Four dead as Russian plane crashes into motorway

AFP

Four crew were killed on Saturday when a Russian airliner crashed into a motorway and broke up into three pieces after overshooting the runway at an international Moscow airport.

The Red Wings airlines’ Russian-made Tu-204 jet -- empty of passengers and carrying its eight crew -- caught fire after crashing through the perimeter fence of Vnukovo airport in the west of the city, officials said.

Wreckage was strewn across the motorway, but there were no immediate reports of any injuries among road users.

The aircraft was returning from the Czech Republic after flying passengers from Moscow to Pardubice airport outside Prague, a Czech airport official said.

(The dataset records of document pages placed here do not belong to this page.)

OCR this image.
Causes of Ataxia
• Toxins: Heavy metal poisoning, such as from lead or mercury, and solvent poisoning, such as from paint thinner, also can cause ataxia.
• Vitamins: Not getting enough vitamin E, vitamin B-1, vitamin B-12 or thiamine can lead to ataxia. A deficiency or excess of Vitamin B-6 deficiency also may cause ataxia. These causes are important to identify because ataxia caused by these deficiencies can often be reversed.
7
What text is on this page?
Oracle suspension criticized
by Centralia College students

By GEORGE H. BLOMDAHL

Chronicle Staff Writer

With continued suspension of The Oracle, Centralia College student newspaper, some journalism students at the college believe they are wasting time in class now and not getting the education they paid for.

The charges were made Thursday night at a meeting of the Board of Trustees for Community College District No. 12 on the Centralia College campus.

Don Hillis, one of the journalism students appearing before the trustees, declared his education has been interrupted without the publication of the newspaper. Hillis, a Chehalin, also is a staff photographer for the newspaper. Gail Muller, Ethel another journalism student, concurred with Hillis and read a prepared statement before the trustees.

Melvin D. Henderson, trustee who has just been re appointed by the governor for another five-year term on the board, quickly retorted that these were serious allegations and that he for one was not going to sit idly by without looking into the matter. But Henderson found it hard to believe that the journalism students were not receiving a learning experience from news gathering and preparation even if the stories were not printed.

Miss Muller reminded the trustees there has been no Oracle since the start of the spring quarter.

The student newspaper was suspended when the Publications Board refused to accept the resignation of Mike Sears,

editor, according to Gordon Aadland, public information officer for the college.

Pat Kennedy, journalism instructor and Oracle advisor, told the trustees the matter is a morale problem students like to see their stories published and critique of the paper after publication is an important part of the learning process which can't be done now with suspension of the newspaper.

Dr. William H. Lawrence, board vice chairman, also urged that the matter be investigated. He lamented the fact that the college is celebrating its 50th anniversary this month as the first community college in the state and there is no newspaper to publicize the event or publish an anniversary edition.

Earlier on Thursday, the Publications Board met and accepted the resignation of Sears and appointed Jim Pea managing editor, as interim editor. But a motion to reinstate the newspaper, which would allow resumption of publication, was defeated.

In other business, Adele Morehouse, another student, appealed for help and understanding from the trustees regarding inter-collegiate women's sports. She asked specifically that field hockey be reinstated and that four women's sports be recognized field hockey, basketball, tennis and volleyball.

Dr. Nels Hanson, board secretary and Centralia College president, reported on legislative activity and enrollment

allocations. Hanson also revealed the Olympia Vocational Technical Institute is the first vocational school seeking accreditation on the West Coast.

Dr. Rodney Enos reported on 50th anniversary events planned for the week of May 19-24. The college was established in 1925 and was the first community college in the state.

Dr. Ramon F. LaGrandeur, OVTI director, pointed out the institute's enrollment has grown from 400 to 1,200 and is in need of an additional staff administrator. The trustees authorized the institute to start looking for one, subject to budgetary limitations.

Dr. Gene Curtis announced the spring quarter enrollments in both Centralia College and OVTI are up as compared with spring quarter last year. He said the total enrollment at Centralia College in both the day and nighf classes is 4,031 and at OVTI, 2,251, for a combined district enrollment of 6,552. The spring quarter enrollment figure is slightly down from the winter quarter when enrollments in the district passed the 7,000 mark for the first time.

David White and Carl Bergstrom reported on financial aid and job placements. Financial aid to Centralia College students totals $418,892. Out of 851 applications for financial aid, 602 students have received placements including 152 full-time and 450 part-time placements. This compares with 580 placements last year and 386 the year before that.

The stricken white-and-red liner ended up with both its nose and tail sections separated from the main body, images broadcast on state television showed.

The plane’s nose was left on the highway with only a tangle of wreckage linking it to the aircraft’s body, which was slumped on the motorway embankment with its disconnected tail lying further down.

“According to updated information, four people were killed and four more were injured,” the interior ministry said in a statement published on Russian news agencies.

The emergencies ministry confirmed the jet was carrying no passengers and eight crew, although earlier reports had said 12 people were on board.

“All the injured are in a serious condition with head injuries,” a health ministry official told the Interfax news agency.

Interfax said that two of the dead were the flight captain and second pilot, whose corpses were found at the site of the crash. The identities of the other dead are not yet known.

The crash took place during high winds and a snowstorm in Moscow, but the cause of the accident was not immediately clear.

The state aviation security watchdog Rosaviatsya said it had sent a letter to the jet’s Tupolev maker on Friday about possible problems with the break system of the Tu-204 jet, RIA Novosti reported.

The letter was sent after another Tu-204 experienced problems with its breaks during a previously unreported incident on December 21, said the news agency.

Russian Investigative Committee spokesman Vladimir Markin said all options -- including bad weather, pilot error and a technical malfunction -- were being explored as possible causes.

President Vladimir Putin has been informed of the accident and Prime Minister Dmitry Medvedev has ordered an investigation into its causes.

The emergencies ministry said a total of 204 ministry staff and 12 pieces of equipment were deployed to the scene.

Aviation disasters remain a scourge across the former Soviet Union due to ageing hardware that often has not been replaced since the fall of the Soviet regime, as well as human error.

The Tu-204 is a modern Russian-made passenger jet. Seventy-two have been made and 51 are in operation, nine of which belong to Red Wings.

The accident came days after all 27 people on board a Kazakh military jet were killed in a crash in the south of the ex-Soviet Central Asian state.